Friday, 20 March 2015

Burnous and shawl, or Thoughts on Grandcourt

A scene from chapter 11 of Daniel Deronda (1876)- as Gwendolen Harleth comes back from a walk with Mr Grandcourt and finds her mother with Mr Lush, a man she dislikes:
"... It was hardly a bow that Gwendolen gave—rather, it was the slightest forward sweep of the head away from the physiognomy that inclined itself toward her, and she immediately moved toward her seat, saying, 'I want to put on my burnous.' No sooner had she reached it, than Mr. Lush was there, and had the burnous in his hand: to annoy this supercilious young lady, he would incur the offense of forestalling Grandcourt; and, holding up the garment close to Gwendolen, he said, 'Pray, permit me?' But she, wheeling away from him as if he had been a muddy hound, glided on to the ottoman, saying, 'No, thank you.'
A man who forgave this would have much Christian feeling, supposing he had intended to be agreeable to the young lady; but before he seized the burnous Mr. Lush had ceased to have that intention. Grandcourt quietly took the drapery from him, and Mr. Lush, with a slight bow, moved away. 'You had perhaps better put it on,' said Mr. Grandcourt, looking down on her without change of expression.
'Thanks; perhaps it would be wise,' said Gwendolen, rising, and submitting very gracefully to take the burnous on her shoulders..."

This is reminiscent of a passage from The Tenant of Wildfell Hall (1848):

"'Who was the gentleman you danced with last,' resumed she, after a pause—'that was so officious in helping you on with your shawl?'
'He was not officious at all, aunt: he never attempted to help me till he saw Mr. Boarham coming to do so; and then he stepped laughingly forward and said, 'Come, I’ll preserve you from that infliction.' ' 
'Who was it, I ask?' said she, with frigid gravity.
'It was Mr. Huntingdon, the son of uncle’s old friend.'"
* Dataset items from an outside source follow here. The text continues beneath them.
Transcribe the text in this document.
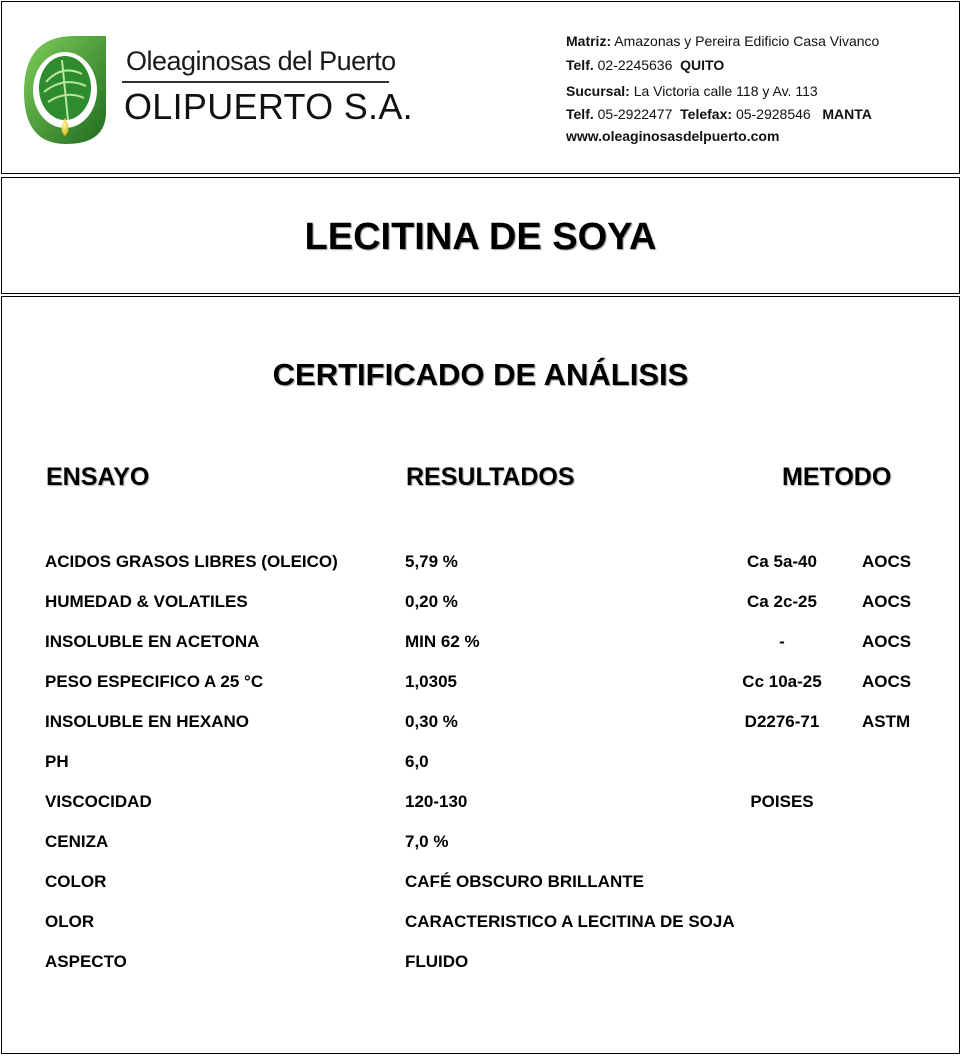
Oleaginosas del Puerto
OLIPUERTO S.A.
Matriz: Amazonas y Pereira Edificio Casa Vivanco
Telf. 02-2245636 QUITO
Sucursal: La Victoria calle 118 y Av. 113
Telf. 05-2922477 Telefax: 05-2928546 MANTA
www.oleaginosasdelpuerto.com
LECITINA DE SOYA
CERTIFICADO DE ANÁLISIS
ENSAYO	RESULTADOS	METODO
ACIDOS GRASOS LIBRES (OLEICO)	5,79 %	Ca 5a-40	AOCS
HUMEDAD & VOLATILES	0,20 %	Ca 2c-25	AOCS
INSOLUBLE EN ACETONA	MIN 62 %	-	AOCS
PESO ESPECIFICO A 25 °C	1,0305	Cc 10a-25 AOCS
INSOLUBLE EN HEXANO	0,30 %	D2276-71	ASTM
PH	6,0
VISCOCIDAD	120-130	POISES
CENIZA	7,0 %
COLOR	CAFÉ OBSCURO BRILLANTE
OLOR	CARACTERISTICO A LECITINA DE SOJA
ASPECTO	FLUIDO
And a similar scene from Mansfield Park (1814):

"Fanny's last feeling in the visit was disappointment: for the shawl which Edmund was quietly taking from the servant to bring and put round her shoulders was seized by Mr. Crawford's quicker hand, and she was obliged to be indebted to his more prominent attention."



My initial thought is that Grandcourt, Huntingdon and Henry Crawford, who get the burnous/ shawl in the end, are all douchebags. And they are. But if I can see quite clearly Henry Crawford (selfish, vain, unscrupulous, untrustworthy, deceitful, insensitive... though charming, good-mannered, intelligent...) and Arthur Huntingdon (unprincipled, dissolute, hedonistic, self-indulgent, glib, treacherous, incorrigible, alcoholic...), I don't know what to make of Grandcourt. He's not a good man, that is certain- he controls, dominates and suffocates Gwendolen, chooses not to marry Lydia, lets go of Lush, doesn't care about anyone and doesn't give people a chance to explain themselves. But if he is egoistic, self-absorbed and selfish, so is Gwendolen; if he wants everything to follow his own wishes and prioritises himself above all others, so does Gwendolen; if he wants to control people, so does Gwendolen; if he lacks empathy, so does Gwendolen. Why is it that we feel sorry for and sympathise with her and condemn him? Because, obviously, in this marriage, she's the victim. But is he really cruel to her? Or is she a victim mostly because she is used to having her way and being obeyed, and now everything is reversed? Her suffering has to do with Lydia's curse and her own conscience, and if the theory I mentioned is true (abuse), it makes life intolerable for her, but both of these points are not really about Grandcourt, though he pretends not to know what he does know just to have the upper hand. 
Another reason Gwendolen appears easier to sympathise with is her conscience. But how do we know that Grandcourt doesn't have a conscience? We don't know his thoughts. This man doesn't express emotions and doesn't appear to struggle with guilt, but he may. Why he marries Gwendolen instead of Lydia, I don't understand (perhaps because Gwendolen can be shown around whereas his relationship with Lydia was a scandal; or because Lydia is more equal to him, more like him, and thus harder to control), but he does make up for it by taking care of Lydia and their children in terms of money. This is another similarity between him and Gwendolen, who, after hurting somebody (her mother, for instance), makes up for it and eases her own conscience by giving something else as compensation or showing affection. Grandcourt isn't too mean and stingy to Gwendolen and her family either. What if he's not as bad as the narrator says? What if he's a kind of Pechorin- a selfish, amoral, hedonistic, nihilist, cruel man, bored with everything and interested in nothing, who deep down inside is more perceptive, sensitive and troubled than we realise, who at the core still sees his own wrongdoings and feels bad about them?